We don't even need $T(a)$. Here's a proof that $gcd(P(a),Q(a),R(a),S(a))=1$.
Fix $a\in \mathbb{N}$ and suppose $d$ is a common divisor of each of $P(a)$, $Q(a)$, $R(a)$, and $S(a)$. Since $d\vert 2a+1$, we know that $d$ is odd.
Since $Q(a)=3a+4=(a+3) + (2a+1)$, it follows that $d \vert a+3$.
Since $R(a)=4a+9=(3a+4)+(a+5)$, it follows that $d \vert a+5$.

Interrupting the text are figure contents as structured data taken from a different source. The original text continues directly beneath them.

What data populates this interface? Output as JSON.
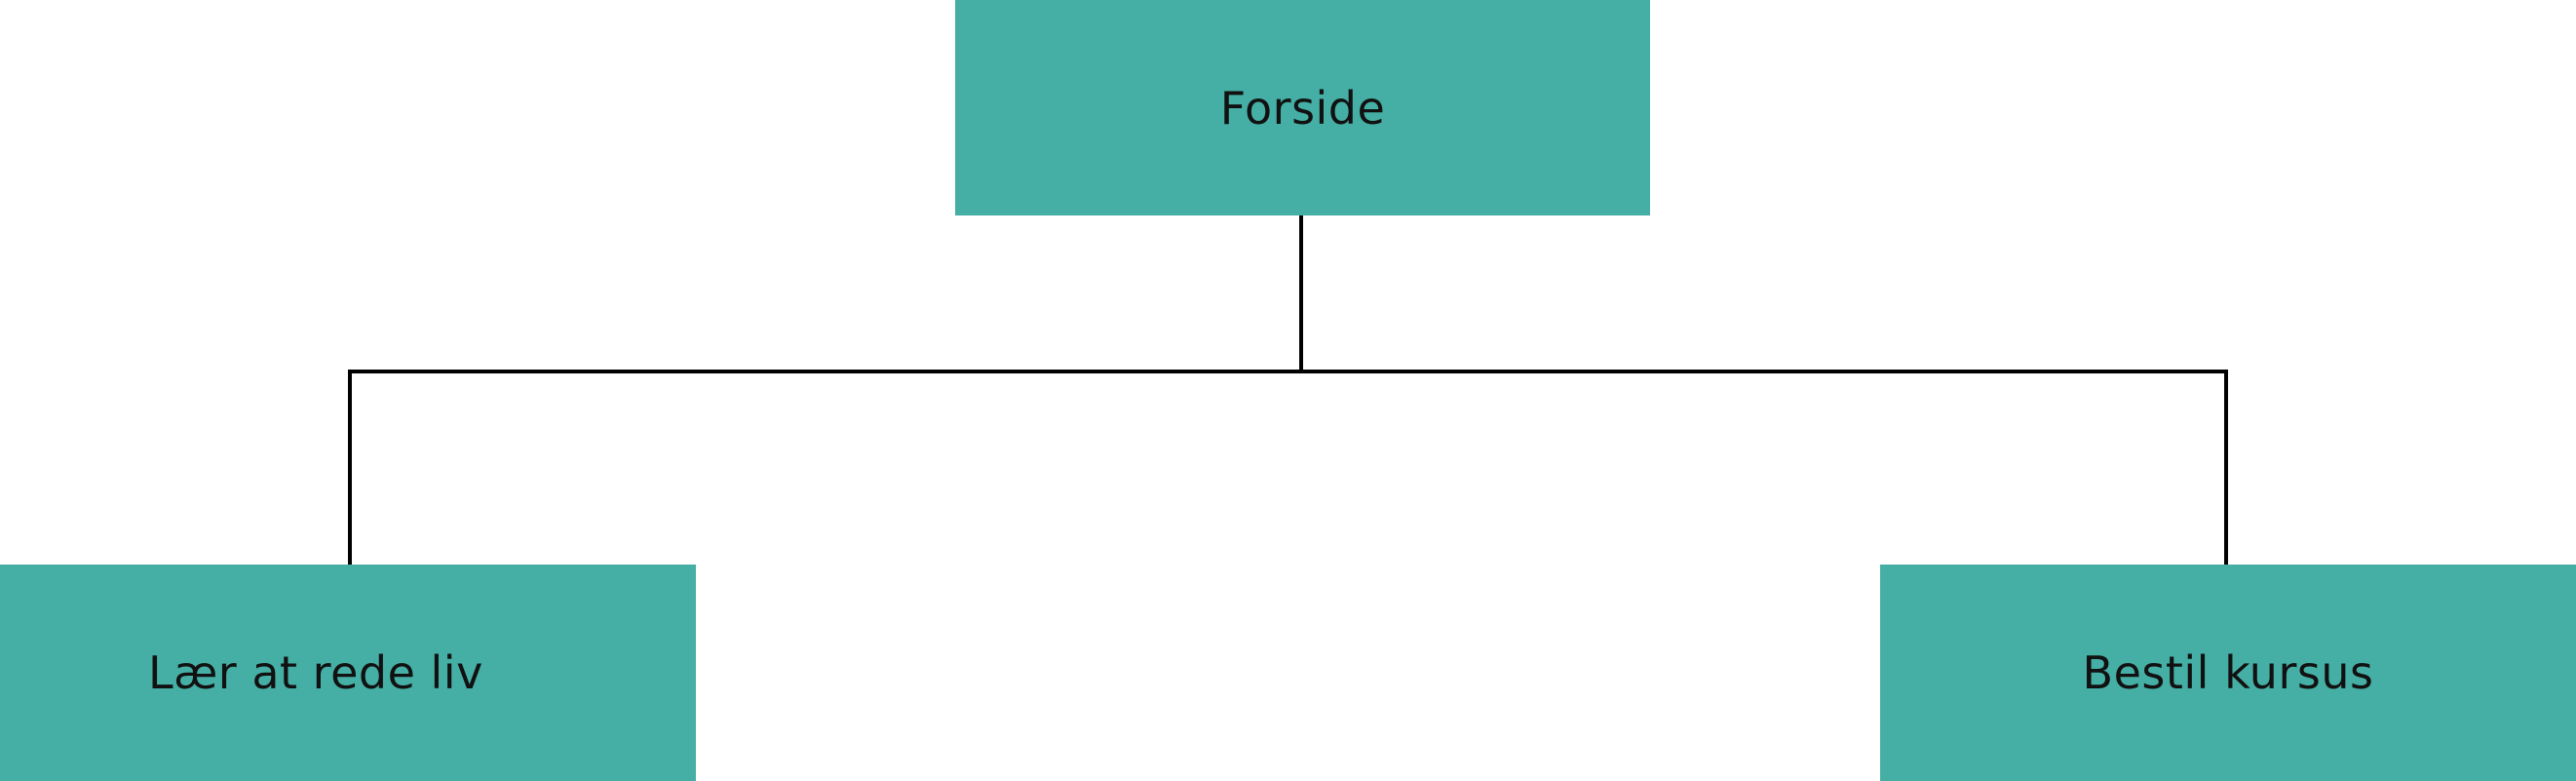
{
  "diagram": {
    "root": {
      "label": "Forside"
    },
    "children": [
      {
        "label": "Lær at rede liv"
      },
      {
        "label": "Bestil kursus"
      }
    ],
    "colors": {
      "node_fill": "#45AFA5",
      "connector": "#000000",
      "text": "#111111"
    }
  }
}
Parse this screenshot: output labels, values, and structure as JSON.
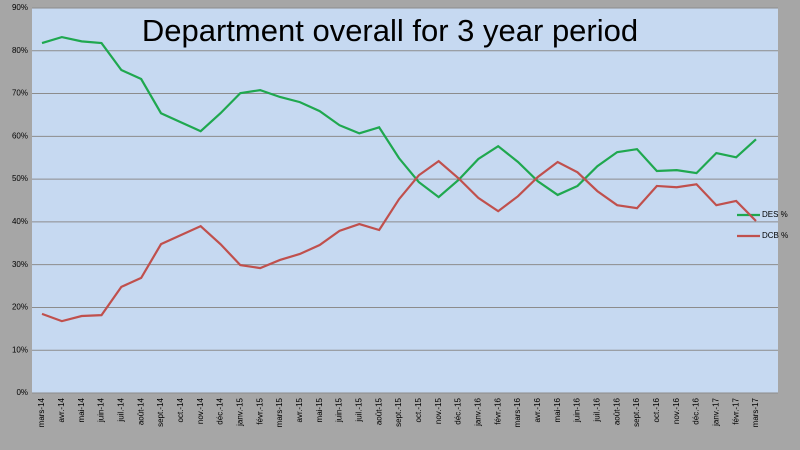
{
  "chart_data": {
    "type": "line",
    "title": "Department overall for 3 year period",
    "categories": [
      "mars-14",
      "avr.-14",
      "mai-14",
      "juin-14",
      "juil.-14",
      "août-14",
      "sept.-14",
      "oct.-14",
      "nov.-14",
      "déc.-14",
      "janv.-15",
      "févr.-15",
      "mars-15",
      "avr.-15",
      "mai-15",
      "juin-15",
      "juil.-15",
      "août-15",
      "sept.-15",
      "oct.-15",
      "nov.-15",
      "déc.-15",
      "janv.-16",
      "févr.-16",
      "mars-16",
      "avr.-16",
      "mai-16",
      "juin-16",
      "juil.-16",
      "août-16",
      "sept.-16",
      "oct.-16",
      "nov.-16",
      "déc.-16",
      "janv.-17",
      "févr.-17",
      "mars-17"
    ],
    "series": [
      {
        "name": "DES %",
        "color": "#1fa84f",
        "values": [
          81.8,
          83.2,
          82.2,
          81.8,
          75.5,
          73.4,
          65.4,
          63.3,
          61.2,
          65.4,
          70.1,
          70.8,
          69.2,
          68,
          65.9,
          62.6,
          60.7,
          62.1,
          54.9,
          49.3,
          45.8,
          49.8,
          54.7,
          57.7,
          54,
          49.5,
          46.3,
          48.4,
          53,
          56.3,
          57,
          51.9,
          52.1,
          51.4,
          56.1,
          55.1,
          59.3
        ]
      },
      {
        "name": "DCB %",
        "color": "#c0504d",
        "values": [
          18.5,
          16.8,
          18,
          18.2,
          24.8,
          26.9,
          34.8,
          36.9,
          39,
          34.8,
          29.9,
          29.2,
          31.1,
          32.5,
          34.6,
          37.9,
          39.5,
          38.1,
          45.3,
          50.9,
          54.2,
          50.2,
          45.6,
          42.5,
          46,
          50.5,
          54,
          51.6,
          47.2,
          43.9,
          43.2,
          48.4,
          48.1,
          48.8,
          43.9,
          44.9,
          40.2
        ]
      }
    ],
    "ylim": [
      0,
      90
    ],
    "yticks": [
      {
        "value": 0,
        "label": "0%"
      },
      {
        "value": 10,
        "label": "10%"
      },
      {
        "value": 20,
        "label": "20%"
      },
      {
        "value": 30,
        "label": "30%"
      },
      {
        "value": 40,
        "label": "40%"
      },
      {
        "value": 50,
        "label": "50%"
      },
      {
        "value": 60,
        "label": "60%"
      },
      {
        "value": 70,
        "label": "70%"
      },
      {
        "value": 80,
        "label": "80%"
      },
      {
        "value": 90,
        "label": "90%"
      }
    ],
    "grid": true,
    "legend": "right"
  }
}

Further, $d$ divides $(a+3) + (a+5)=2a+8=(2a+1)+7$, hence $d \vert 7\,\Rightarrow\,d\in \{1,7\}$. Suppose $d=7$.
Then $7 \vert S(a)$, hence 7 divides $(4a+9)+(a+7)$. Thus, $7 \vert a+7$ and it follows that $7 \vert a$. However, then we would have $7=d \equiv 2a+1 \equiv 1 \mod(7)$, a contradiction.
Therefore the only common divisor of $P(a)$, $Q(a)$, $R(a)$, and $S(a)$ is 1 and hence $gcd(P(a),Q(a),R(a),S(a))=1$.